Textile Ministry is a need of the hour to face the new world order

Oct 25 - 31, 2004

While the water consuming crops like rice and sugarcane were hit considerably due to shortage of water mainly because of low amount of rainfall this year, the cotton crop the mainstay of our economy is however expected to break all previous record as size of the crop this year is likely to be in the region of 12 million plus bales. According to crop estimates for the last three year, the size of the crop usually remained around 10 million bales while the situation seems altogether different this year. However, the final assessment has yet to come.

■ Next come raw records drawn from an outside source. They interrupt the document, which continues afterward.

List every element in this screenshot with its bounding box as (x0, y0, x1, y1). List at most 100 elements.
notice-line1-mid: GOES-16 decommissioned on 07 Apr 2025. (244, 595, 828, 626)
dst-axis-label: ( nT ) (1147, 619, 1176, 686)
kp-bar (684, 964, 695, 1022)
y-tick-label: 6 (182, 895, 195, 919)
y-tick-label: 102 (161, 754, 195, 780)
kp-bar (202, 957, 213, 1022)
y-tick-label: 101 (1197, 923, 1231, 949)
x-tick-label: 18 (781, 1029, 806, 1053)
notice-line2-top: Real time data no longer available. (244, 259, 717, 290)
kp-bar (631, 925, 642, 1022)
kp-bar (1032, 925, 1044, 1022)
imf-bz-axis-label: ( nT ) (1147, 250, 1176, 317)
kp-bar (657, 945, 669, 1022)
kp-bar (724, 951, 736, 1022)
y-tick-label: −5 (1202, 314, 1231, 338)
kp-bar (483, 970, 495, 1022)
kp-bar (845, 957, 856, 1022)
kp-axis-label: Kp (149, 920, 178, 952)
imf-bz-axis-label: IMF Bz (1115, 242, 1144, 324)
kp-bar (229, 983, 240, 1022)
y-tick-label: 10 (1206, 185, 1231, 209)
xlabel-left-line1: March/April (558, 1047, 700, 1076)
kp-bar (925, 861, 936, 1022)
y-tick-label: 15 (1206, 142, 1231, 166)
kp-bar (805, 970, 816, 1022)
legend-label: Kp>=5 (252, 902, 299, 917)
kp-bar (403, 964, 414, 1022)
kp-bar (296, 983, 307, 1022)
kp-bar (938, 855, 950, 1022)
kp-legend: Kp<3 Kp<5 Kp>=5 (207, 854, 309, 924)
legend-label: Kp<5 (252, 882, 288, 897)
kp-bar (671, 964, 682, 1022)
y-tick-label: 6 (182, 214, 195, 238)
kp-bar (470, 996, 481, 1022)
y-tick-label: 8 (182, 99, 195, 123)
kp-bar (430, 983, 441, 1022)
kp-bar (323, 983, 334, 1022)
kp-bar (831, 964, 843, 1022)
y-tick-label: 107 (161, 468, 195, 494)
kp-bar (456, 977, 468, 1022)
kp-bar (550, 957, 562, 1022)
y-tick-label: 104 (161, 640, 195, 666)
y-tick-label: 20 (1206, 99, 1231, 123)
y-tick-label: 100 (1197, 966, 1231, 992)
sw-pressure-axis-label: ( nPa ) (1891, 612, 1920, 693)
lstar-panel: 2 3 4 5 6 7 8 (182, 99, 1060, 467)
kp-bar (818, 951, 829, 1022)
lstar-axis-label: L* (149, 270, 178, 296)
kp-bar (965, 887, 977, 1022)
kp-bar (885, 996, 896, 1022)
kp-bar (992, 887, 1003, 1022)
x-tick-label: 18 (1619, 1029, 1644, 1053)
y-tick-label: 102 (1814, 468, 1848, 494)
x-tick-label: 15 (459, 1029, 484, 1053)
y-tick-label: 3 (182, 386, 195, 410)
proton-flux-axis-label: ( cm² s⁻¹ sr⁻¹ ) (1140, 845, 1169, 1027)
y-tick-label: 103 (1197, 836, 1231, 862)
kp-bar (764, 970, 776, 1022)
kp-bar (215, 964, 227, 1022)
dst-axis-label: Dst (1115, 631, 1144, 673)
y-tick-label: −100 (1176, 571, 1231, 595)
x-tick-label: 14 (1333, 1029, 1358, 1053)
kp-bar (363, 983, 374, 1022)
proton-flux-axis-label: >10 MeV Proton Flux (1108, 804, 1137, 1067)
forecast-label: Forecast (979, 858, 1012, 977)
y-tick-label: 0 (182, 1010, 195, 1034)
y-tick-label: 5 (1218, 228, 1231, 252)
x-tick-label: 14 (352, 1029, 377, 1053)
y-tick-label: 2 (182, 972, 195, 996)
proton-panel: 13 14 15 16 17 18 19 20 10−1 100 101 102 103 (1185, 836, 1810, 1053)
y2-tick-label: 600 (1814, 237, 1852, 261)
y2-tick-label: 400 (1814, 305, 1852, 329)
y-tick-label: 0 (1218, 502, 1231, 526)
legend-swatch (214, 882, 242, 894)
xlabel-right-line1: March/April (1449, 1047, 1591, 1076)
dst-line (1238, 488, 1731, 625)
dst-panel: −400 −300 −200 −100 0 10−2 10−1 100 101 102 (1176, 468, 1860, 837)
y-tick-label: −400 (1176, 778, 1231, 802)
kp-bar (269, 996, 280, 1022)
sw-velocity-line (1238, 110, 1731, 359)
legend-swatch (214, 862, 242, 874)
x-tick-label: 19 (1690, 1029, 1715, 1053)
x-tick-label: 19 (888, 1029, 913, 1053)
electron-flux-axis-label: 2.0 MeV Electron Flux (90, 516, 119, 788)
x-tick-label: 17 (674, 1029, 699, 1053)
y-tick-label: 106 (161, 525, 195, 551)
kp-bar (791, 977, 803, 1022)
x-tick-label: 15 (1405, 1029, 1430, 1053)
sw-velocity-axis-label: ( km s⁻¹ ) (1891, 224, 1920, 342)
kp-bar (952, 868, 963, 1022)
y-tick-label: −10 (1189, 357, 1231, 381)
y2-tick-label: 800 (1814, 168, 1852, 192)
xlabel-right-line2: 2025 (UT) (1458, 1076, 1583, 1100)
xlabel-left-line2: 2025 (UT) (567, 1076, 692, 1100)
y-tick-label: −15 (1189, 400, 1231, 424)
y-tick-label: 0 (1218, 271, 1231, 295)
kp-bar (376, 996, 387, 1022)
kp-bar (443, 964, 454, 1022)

According to an assessment the crop may be around 15 million bales which in a way looks exaggerated assessment however, it may easily touch the mark of 12 million sales said a market player. Though the size of the crop matters as far as the textile exports were concerned, however, the more important factor is how much of the produce is being consumed for value addition, is the real factor.

As far as the local textile industry was concerned, it is in a sound state of consuming the available stuff especially in view of the impressive investment in balancing, modernization, replacement as well as expansion of the existing units which are quite capable to produce the desired results.

While looking back at the performance of the textile exports, it was also impressive as it set a milestone in textile exports which was estimated more or less around $10 billion which is certainly an output worth appreciating.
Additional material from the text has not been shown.